It only takes a minute looking at the international festival scene to realise that the recent troubles we've seen related to drug use and physical harm are not exclusive to our shores. The USA in particular has seen a pretty horrifying surge in drug and alcohol-related injuries and deaths at music festivals, most recently the deaths of two women, Tracy Nguyen and Katie Dix, at HARD Summer festival last month.
In response to the latest incident, Los Angeles County have approved an Electronic Music Task Force, specifically devoted to ensuring that music festivals are made safer for punters. Brought forward by LA County Mayor Michael Antonovich along wish LA County Supervisor Hilda Solis, you can read the full motion here.
Solis said, "I want to emphasise that our efforts around this motion, above all, are about the health and safety of those attending these events."
In a surprisingly quick move, action has already been taken in response to the events. HARD Presents: A Night at Fairplex was meant to take place on September 10, but has now been cancelled. Furthermore, Halloween event HARD Day of the Dead will have its capacity severely reduced from 65 000 to 40 000, while the age limit has been set at 21, additional 'cooling stations' will be implemented, and there will be heightened security numbers.
The motion continues to say that, while these are good initial changes, further research and safety implements are needed. "...procedures stronger than “general policy direction” are needed," it says. "Enforceable conditions and restrictions are required when these events take place on County-owned property."

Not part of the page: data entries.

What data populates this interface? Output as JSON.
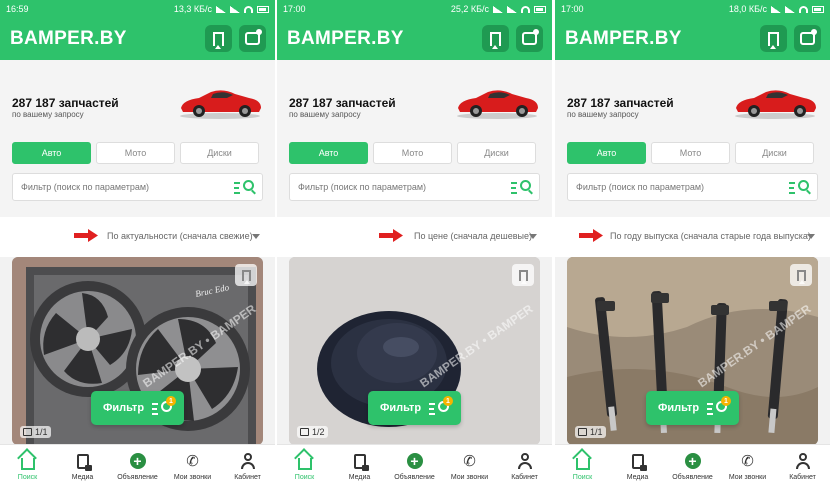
{
  "app": {
    "logo": "BAMPER.BY",
    "count": "287 187 запчастей",
    "count_sub": "по вашему запросу",
    "tabs": [
      "Авто",
      "Мото",
      "Диски"
    ],
    "search_placeholder": "Фильтр (поиск по параметрам)",
    "fab_label": "Фильтр",
    "fab_badge": "1",
    "watermark": "BAMPER.BY • BAMPER",
    "colors": {
      "brand": "#2ec26b",
      "brand_dark": "#1f9a52",
      "arrow": "#e02020"
    },
    "nav": [
      {
        "label": "Поиск",
        "icon": "home-icon",
        "active": true
      },
      {
        "label": "Медиа",
        "icon": "media-icon",
        "active": false
      },
      {
        "label": "Объявление",
        "icon": "plus-icon",
        "active": false
      },
      {
        "label": "Мои звонки",
        "icon": "phone-icon",
        "active": false
      },
      {
        "label": "Кабинет",
        "icon": "user-icon",
        "active": false
      }
    ]
  },
  "screens": [
    {
      "status": {
        "time": "16:59",
        "net": "13,3 КБ/с",
        "battery_icon": "battery-icon"
      },
      "sort_label": "По актуальности (сначала свежие)",
      "photo_counter": "1/1",
      "photo": "radiator-fan"
    },
    {
      "status": {
        "time": "17:00",
        "net": "25,2 КБ/с",
        "battery_icon": "battery-icon"
      },
      "sort_label": "По цене (сначала дешевые)",
      "photo_counter": "1/2",
      "photo": "rubber-plug"
    },
    {
      "status": {
        "time": "17:00",
        "net": "18,0 КБ/с",
        "battery_icon": "battery-icon"
      },
      "sort_label": "По году выпуска (сначала старые года выпуска)",
      "photo_counter": "1/1",
      "photo": "fuel-injectors"
    }
  ]
}
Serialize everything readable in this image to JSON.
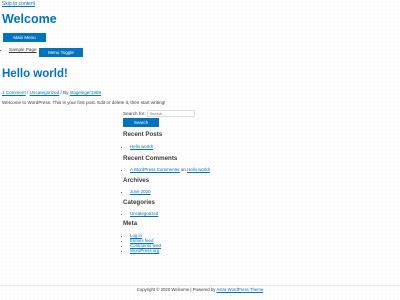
{
  "skip_link": "Skip to content",
  "site_title": "Welcome",
  "main_menu_label": "Main Menu",
  "menu_toggle_label": "Menu Toggle",
  "nav": {
    "items": [
      {
        "label": "Sample Page"
      }
    ]
  },
  "post": {
    "title": "Hello world!",
    "comments": "1 Comment",
    "sep1": " / ",
    "category": "Uncategorized",
    "sep2": " / By ",
    "author": "stagesiger1989",
    "content": "Welcome to WordPress. This is your first post. Edit or delete it, then start writing!"
  },
  "search": {
    "label": "Search for:",
    "placeholder": "Search ...",
    "button": "Search"
  },
  "widgets": {
    "recent_posts": {
      "title": "Recent Posts",
      "items": [
        "Hello world!"
      ]
    },
    "recent_comments": {
      "title": "Recent Comments",
      "commenter": "A WordPress Commenter",
      "on": " on ",
      "post": "Hello world!"
    },
    "archives": {
      "title": "Archives",
      "items": [
        "June 2020"
      ]
    },
    "categories": {
      "title": "Categories",
      "items": [
        "Uncategorized"
      ]
    },
    "meta": {
      "title": "Meta",
      "items": [
        "Log in",
        "Entries feed",
        "Comments feed",
        "WordPress.org"
      ]
    }
  },
  "footer": {
    "text": "Copyright © 2020 Welcome | Powered by ",
    "link": "Astra WordPress Theme"
  },
  "colors": {
    "accent": "#0274be",
    "text": "#3a3a3a"
  }
}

The motion explains that a task force will be designed to "develop recommendations for enforceable health and safety measures and procedures, that would be required for all electronic music festivals on County-owned property, and report back in 120 days."

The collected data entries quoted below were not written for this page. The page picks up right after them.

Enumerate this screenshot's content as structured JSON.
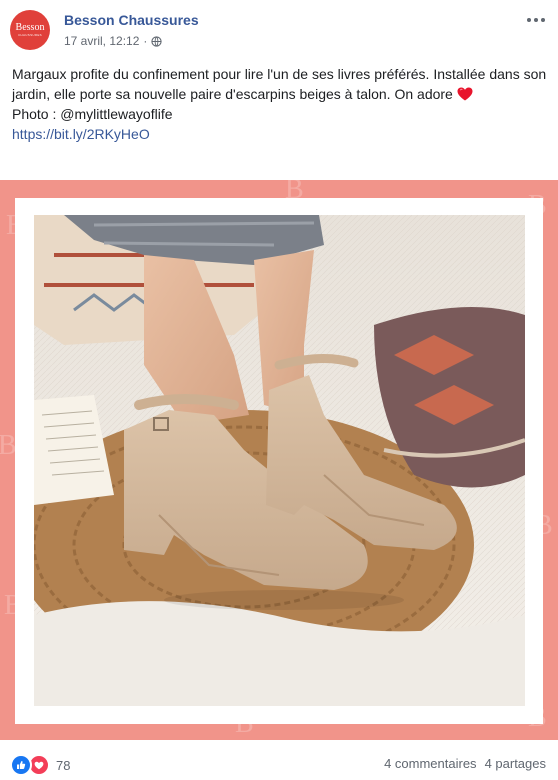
{
  "post": {
    "page_name": "Besson Chaussures",
    "avatar_logo": "Besson",
    "avatar_sub": "CHAUSSURES",
    "timestamp": "17 avril, 12:12",
    "separator": "·",
    "privacy_icon": "globe-icon",
    "more_icon": "more-options-icon"
  },
  "body": {
    "line1": "Margaux profite du confinement pour lire l'un de ses livres préférés. Installée dans son jardin, elle porte sa nouvelle paire d'escarpins beiges à talon. On adore",
    "emoji": "heart-emoji",
    "photo_credit": "Photo : @mylittlewayoflife",
    "link": "https://bit.ly/2RKyHeO"
  },
  "footer": {
    "reaction_icons": [
      "like-icon",
      "love-icon"
    ],
    "reaction_count": "78",
    "comments": "4 commentaires",
    "shares": "4 partages"
  },
  "colors": {
    "brand": "#e0403a",
    "frame": "#f1948a",
    "link": "#385898",
    "like": "#1877f2",
    "love": "#f33e58"
  }
}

These changes follow on from a bill passed in 2011, AB74 or the 'Concert and Music Festival Safety Act'. All events with attendance numbers above 10 000, and held on state property, requires an investigation into the event promoter and their history, the facility itself, law enforcement at the event, potential for drug use and more. This was originally implemented following the drug-related death of 15-year-old Sasha Rodriguez at Electric Daisy Carnival in 2010.

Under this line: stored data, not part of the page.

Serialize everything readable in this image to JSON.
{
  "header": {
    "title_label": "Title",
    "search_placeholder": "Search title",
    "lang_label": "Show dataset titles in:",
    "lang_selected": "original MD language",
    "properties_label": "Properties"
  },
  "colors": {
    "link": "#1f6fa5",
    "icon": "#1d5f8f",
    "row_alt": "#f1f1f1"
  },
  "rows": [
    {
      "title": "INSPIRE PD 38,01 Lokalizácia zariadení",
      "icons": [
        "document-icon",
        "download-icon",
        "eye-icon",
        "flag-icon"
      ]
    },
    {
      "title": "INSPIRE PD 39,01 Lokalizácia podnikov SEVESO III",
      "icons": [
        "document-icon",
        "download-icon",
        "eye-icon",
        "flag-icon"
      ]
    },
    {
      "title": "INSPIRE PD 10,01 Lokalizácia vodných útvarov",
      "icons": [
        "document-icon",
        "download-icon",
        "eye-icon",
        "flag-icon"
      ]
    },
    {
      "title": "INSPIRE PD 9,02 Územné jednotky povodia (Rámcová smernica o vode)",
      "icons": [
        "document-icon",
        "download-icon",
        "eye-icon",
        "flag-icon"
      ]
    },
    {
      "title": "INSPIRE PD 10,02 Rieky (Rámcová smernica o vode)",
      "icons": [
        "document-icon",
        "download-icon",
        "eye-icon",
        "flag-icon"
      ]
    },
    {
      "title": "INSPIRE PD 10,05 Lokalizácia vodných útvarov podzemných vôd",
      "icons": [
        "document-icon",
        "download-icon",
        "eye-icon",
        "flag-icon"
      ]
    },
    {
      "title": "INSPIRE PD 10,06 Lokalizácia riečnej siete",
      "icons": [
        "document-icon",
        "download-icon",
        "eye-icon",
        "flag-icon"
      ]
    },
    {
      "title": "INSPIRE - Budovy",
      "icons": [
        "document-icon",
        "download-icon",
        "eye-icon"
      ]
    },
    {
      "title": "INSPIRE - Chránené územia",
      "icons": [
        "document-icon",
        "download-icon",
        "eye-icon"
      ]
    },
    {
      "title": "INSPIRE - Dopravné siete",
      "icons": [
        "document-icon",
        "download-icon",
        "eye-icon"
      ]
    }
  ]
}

LA County have additionally made it clear that a blanket ban on electronic music festivals is not out of the question. "Ultimately, in the interest of public safety, a ban of electronic music festivals at County-owned properties remains a possibility that will continue to be evaluated. While the Board supports musical events in the County, what is of paramount importance is the health and safety of the youth attending these events."
Do you think the motion will help reduce harm at music festivals?